La Casa de Papel tem terceira temporada marcada por conflitos

Após a inspetora Raquel Murillo (Itziar Ituño) ter descoberto de fato quem é o Professor (Álvaro Morte), os últimos feitos realizados pelos assaltantes mais amados do mundo resultaram em uma nova temporada de La Casa de Papel. Disponível na plataforma de streaming desde sexta-feira (19), a trama espanhola de Álex Pina é dividida em oito episódios que deixam doses de “quero mais”.

Desta vez, o tédio em estar rica e viver em paz numa ilha caribenha parece ter deixado os pulmões de Tokio (Úrsula Corberó) sem oxigênio, a levando a respirar em outros ares, conhecer gente nova, se movimentar, e, quem sabe, viver sem passar por maus bocados. Ledo engano… Mal sabia ela que este seria o ponta-pé inicial para a terceira sessão da série.

A garota de cognome japonês é uma bomba-relógio prestes a explodir, a razão de quase tudo começar a desandar. Ainda assim, toda bomba possui um fio que a desativa, e o de Tokio tem um nome: Rio (Miguel Herrán). Porém, quando o caçula da turma comete um erro motivado por amor, comprometendo os antigos planos, o rapaz apaixonado passa a ser um artifício que inicia a narrativa.

Parece mesmo é que imprimir dinheiro na Casa da Moeda não foi o suficiente. A trupe liderada pelo Professor, além de resgatar Rio da polícia, tenta assaltar o Banco da Espanha, plano idealizado por Berlín. Estratégias arquitetadas, é hora da busca pelas pesadas barras de ouro da instituição, trancafiadas a 48 metros abaixo do solo em um cofre com artimanhas prontas para esmagar quem ouse tocá-lo.

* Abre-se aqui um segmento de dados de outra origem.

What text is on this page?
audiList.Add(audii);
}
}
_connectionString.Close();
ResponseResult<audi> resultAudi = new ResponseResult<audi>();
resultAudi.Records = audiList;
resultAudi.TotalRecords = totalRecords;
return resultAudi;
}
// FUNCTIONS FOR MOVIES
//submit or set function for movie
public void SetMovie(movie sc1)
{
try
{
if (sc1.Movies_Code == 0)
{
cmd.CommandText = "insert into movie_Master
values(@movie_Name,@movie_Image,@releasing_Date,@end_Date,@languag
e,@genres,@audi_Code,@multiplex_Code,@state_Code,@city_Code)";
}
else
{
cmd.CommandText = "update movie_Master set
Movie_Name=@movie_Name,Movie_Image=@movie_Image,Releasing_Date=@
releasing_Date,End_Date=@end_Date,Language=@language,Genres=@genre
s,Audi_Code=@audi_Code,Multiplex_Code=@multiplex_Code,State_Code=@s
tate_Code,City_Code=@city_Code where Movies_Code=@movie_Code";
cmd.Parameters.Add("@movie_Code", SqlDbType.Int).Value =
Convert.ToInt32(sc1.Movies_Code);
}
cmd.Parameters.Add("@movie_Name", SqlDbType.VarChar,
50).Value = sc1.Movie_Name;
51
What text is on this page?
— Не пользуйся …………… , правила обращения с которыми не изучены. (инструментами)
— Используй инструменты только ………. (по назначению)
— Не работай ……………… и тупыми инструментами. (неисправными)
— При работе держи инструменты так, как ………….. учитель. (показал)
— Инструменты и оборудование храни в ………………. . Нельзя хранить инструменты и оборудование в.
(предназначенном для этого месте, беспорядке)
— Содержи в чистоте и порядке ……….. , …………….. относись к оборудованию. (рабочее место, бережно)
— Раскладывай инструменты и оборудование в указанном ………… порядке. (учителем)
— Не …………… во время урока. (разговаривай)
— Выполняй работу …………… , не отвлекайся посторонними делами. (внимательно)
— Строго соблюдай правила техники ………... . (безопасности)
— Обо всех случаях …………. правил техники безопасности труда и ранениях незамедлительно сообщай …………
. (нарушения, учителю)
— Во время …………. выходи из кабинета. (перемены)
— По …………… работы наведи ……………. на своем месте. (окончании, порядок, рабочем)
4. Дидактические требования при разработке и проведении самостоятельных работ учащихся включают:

Personagens principais da terceira temporada de “La Casa de Papel”, da Netflix. Imagem: Netflix/Divulgação.

Para isso, o grupo precisaria de algumas implementações. Raquel e Mónica Gaztambide (Esther Acebo) integram a equipe; passam a se chamar Lisboa e Estocolmo, respectivamente. O “empieza el matriarcado” de Nairobi (Alba Flores) não obteve sucesso, dando lugar ao reinado de Palermo (Rodrigo de la Serna) — um embuste, convenhamos. Denver (Jaime Lorente) ser pai de um meninão dá o alívio que precisamos. Bogotá (Hovik Keuchkerian) entra em cena para dar continuidade ao papel de brutamonte interpretado por Oslo (Roberto García Ruiz), enquanto que Helsinki (Darko Peric) continua um ursinho carinhoso.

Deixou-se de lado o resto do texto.